Laki Laki yang Seperti Bunga

By | Saturday, June 04, 2011 Leave a Comment
Baghdad, 30 Maret 2003. Diatas lempengan beton yang dingin, seorang pengurus masjid tengah membersihkan tubuh Arkan Daif, 14 tahun untuk yang ke terakhir kalinya.

Dengan kapas yang dicelupkan di air, dia menggerakkan tangannya di sekujur jasad kuning langsat Daif, yang telah meninggal 3 jam lalu namun masih menyinarkan kehidupan. Dia mengeringkan luka pecahan peluru di atas kulit lembut lengan kanan dan pergelangan kaki Daif dengan ketenangan yang terlatih. Kemudian ia menggosok kerak darah di muka Daif, yang ditinggalkan oleh rongga robek di bagian belakang tengkorak Daif.

Orang-orang di masjid Imam Ali berdiri dengan muram menunggu penguburan anak muda  itu, yang, menurut istilah ayahnya, seperti bunga. Haider Kathim, pengurus masjid, bertanya:”Apa dosa anak-anak ini? Apa yang telah mereka lakukan?”
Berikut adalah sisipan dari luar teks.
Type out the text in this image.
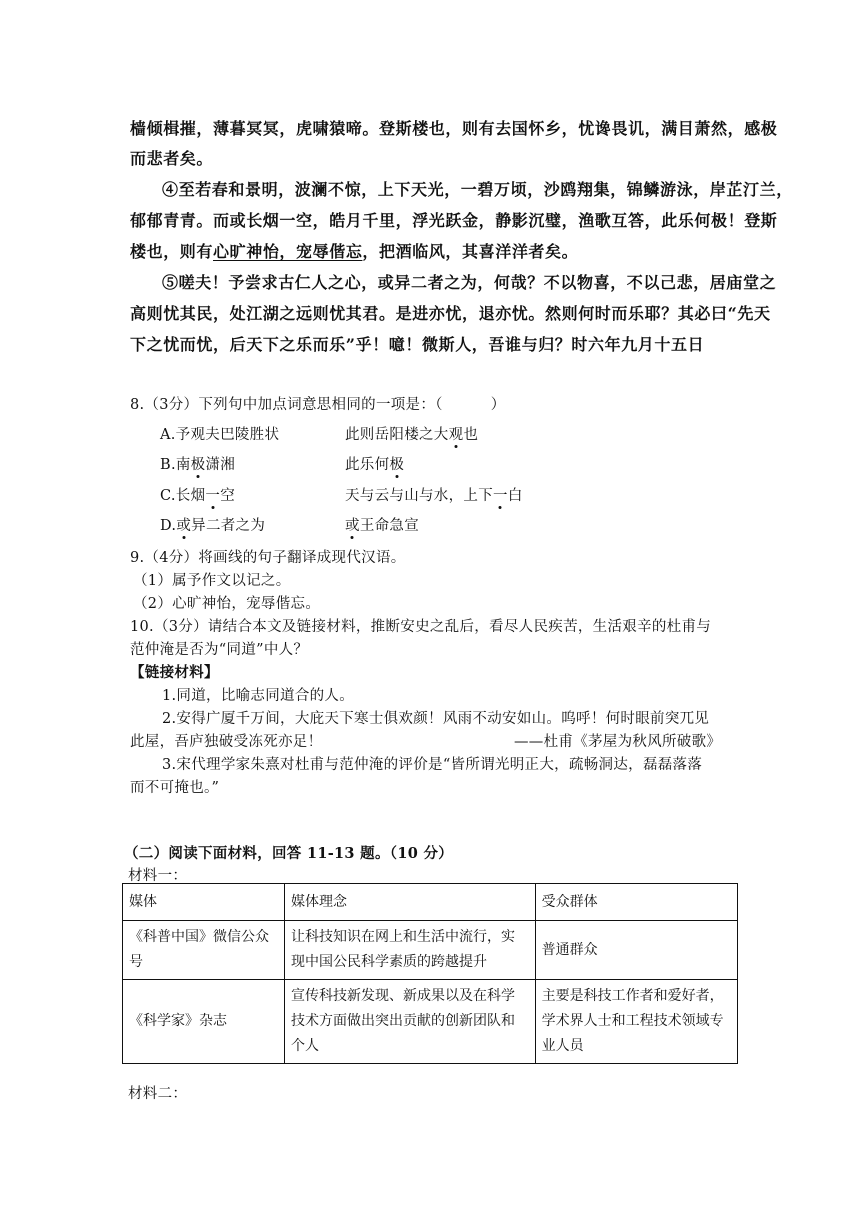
樯倾楫摧，薄暮冥冥，虎啸猿啼。登斯楼也，则有去国怀乡，忧谗畏讥，满目萧然，感极
而悲者矣。
④至若春和景明，波澜不惊，上下天光，一碧万顷，沙鸥翔集，锦鳞游泳，岸芷汀兰，
郁郁青青。而或长烟一空，皓月千里，浮光跃金，静影沉璧，渔歌互答，此乐何极！登斯
楼也，则有心旷神怡，宠辱偕忘，把酒临风，其喜洋洋者矣。
⑤嗟夫！予尝求古仁人之心，或异二者之为，何哉？不以物喜，不以己悲，居庙堂之
高则忧其民，处江湖之远则忧其君。是进亦忧，退亦忧。然则何时而乐耶？其必曰“先天
下之忧而忧，后天下之乐而乐”乎！噫！微斯人，吾谁与归？时六年九月十五日
8.（3分）下列句中加点词意思相同的一项是：（	）
A.予观夫巴陵胜状	此则岳阳楼之大观也
B.南极潇湘	此乐何极
C.长烟一空	天与云与山与水，上下一白
D.或异二者之为	或王命急宣
9.（4分）将画线的句子翻译成现代汉语。
（1）属予作文以记之。
（2）心旷神怡，宠辱偕忘。
10.（3分）请结合本文及链接材料，推断安史之乱后，看尽人民疾苦，生活艰辛的杜甫与
范仲淹是否为“同道”中人？
【链接材料】
1.同道，比喻志同道合的人。
2.安得广厦千万间，大庇天下寒士俱欢颜！风雨不动安如山。呜呼！何时眼前突兀见
此屋，吾庐独破受冻死亦足！	——杜甫《茅屋为秋风所破歌》
3.宋代理学家朱熹对杜甫与范仲淹的评价是“皆所谓光明正大，疏畅洞达，磊磊落落
而不可掩也。”
（二）阅读下面材料，回答 11-13 题。（10 分）
材料一：
媒体	媒体理念	受众群体
《科普中国》微信公众号	让科技知识在网上和生活中流行，实现中国公民科学素质的跨越提升	普通群众
《科学家》杂志	宣传科技新发现、新成果以及在科学技术方面做出突出贡献的创新团队和个人	主要是科技工作者和爱好者，学术界人士和工程技术领域专业人员
材料二：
Dalam ritual pemakaman itu, orang-orang dan keluarga mereka mencoba, dengan putus asa, untuk menghindari begitu banyak pertanyaan-pertanyaan yang menyelimuti kehidupan penuh ketakutan dan ketidakpastian di sini. Selain beberapa tetangga, keluarga dan pengunjung, tidak ada saksi; pemakaman berlangsung tanpa sepengetahuan pemerintah yang sedang dengan penuh semangat mengantar wartawan menuju tragedi perang di tempat lain.  Daif dan dua sepupunya dikuburkan dalam kesunyian lingkungan muslim Syiah yang kumuh dan miskin di dekat perbatasan kota.
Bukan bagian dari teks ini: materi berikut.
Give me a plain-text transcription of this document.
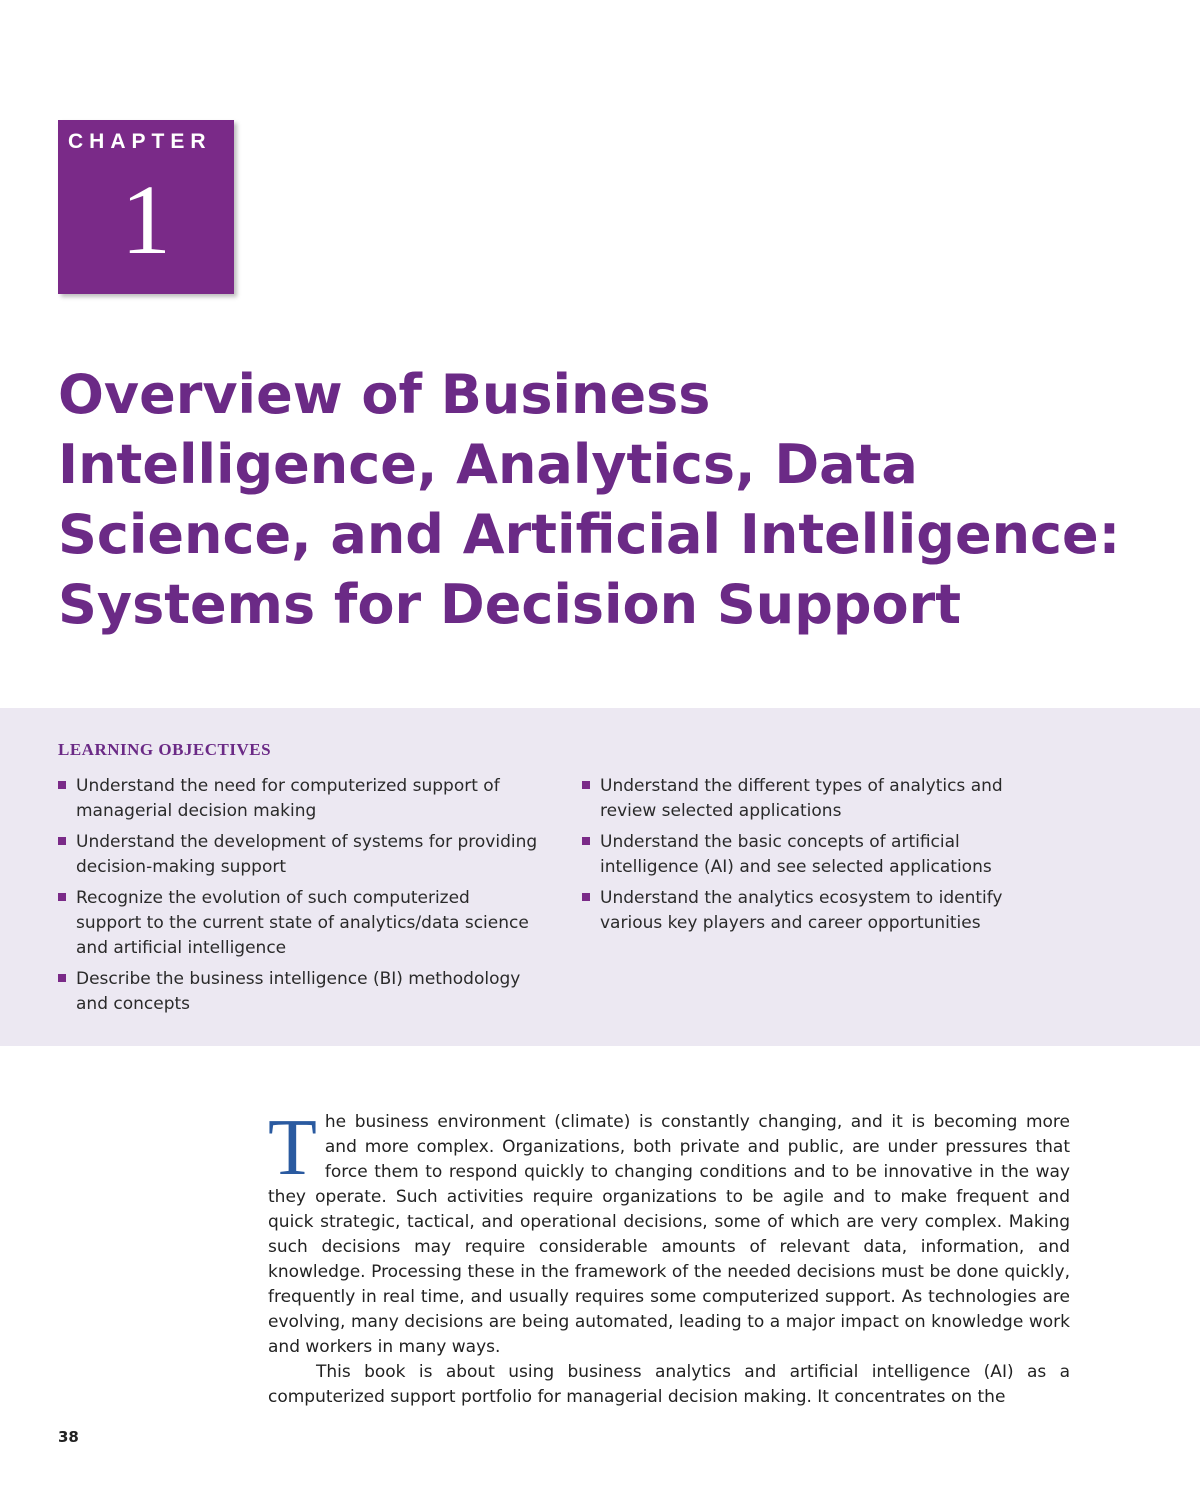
CHAPTER
1
Overview of Business
Intelligence, Analytics, Data
Science, and Artificial Intelligence:
Systems for Decision Support
LEARNING OBJECTIVES
Understand the need for computerized support of managerial decision making
Understand the development of systems for providing decision-making support
Recognize the evolution of such computerized support to the current state of analytics/data science and artificial intelligence
Describe the business intelligence (BI) methodology and concepts
Understand the different types of analytics and review selected applications
Understand the basic concepts of artificial intelligence (AI) and see selected applications
Understand the analytics ecosystem to identify various key players and career opportunities

The business environment (climate) is constantly changing, and it is becoming more and more complex. Organizations, both private and public, are under pressures that force them to respond quickly to changing conditions and to be innovative in the way they operate. Such activities require organizations to be agile and to make frequent and quick strategic, tactical, and operational decisions, some of which are very complex. Making such decisions may require considerable amounts of relevant data, information, and knowledge. Processing these in the framework of the needed decisions must be done quickly, frequently in real time, and usually requires some computerized support. As technologies are evolving, many decisions are being automated, leading to a major impact on knowledge work and workers in many ways.

This book is about using business analytics and artificial intelligence (AI) as a computerized support portfolio for managerial decision making. It concentrates on the

38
Anak-anak tewas pada pukul 11 hari ini, ketika, seorang kerabat bercerita,”langit meledak.” Daif sedang menggali parit di depan rumah, yang bisa dijadikan tempat perlindungan selama masa pengeboman yang berlangsung siang malam. Dia bekerja bersama Sabah Hassan, 16 tahun, dan Jalal Talib, 14 tahun. Pecahan peluru putih-panas menewaskan ketiganya. Tujuh pemuda lainnya luka-luka.

Ledakan tidak meninggalkan lubang, dan penduduk sekitar lingkungan Rahmaniya berusaha untuk menentukan sumber ledakan. Mereka mengatakan dengan tegas bahwa mereka melihat pesawat terbang. Sebagian berpikiran, senjata anti-pesawat Irak telah menghancurkan sebuah rudal di udara. Sedang yang lain lagi beranggapan, peluru dari senjata anti-pesawat itu telah jatuh kembali ke tanah dan menimpa rumah-rumah mereka.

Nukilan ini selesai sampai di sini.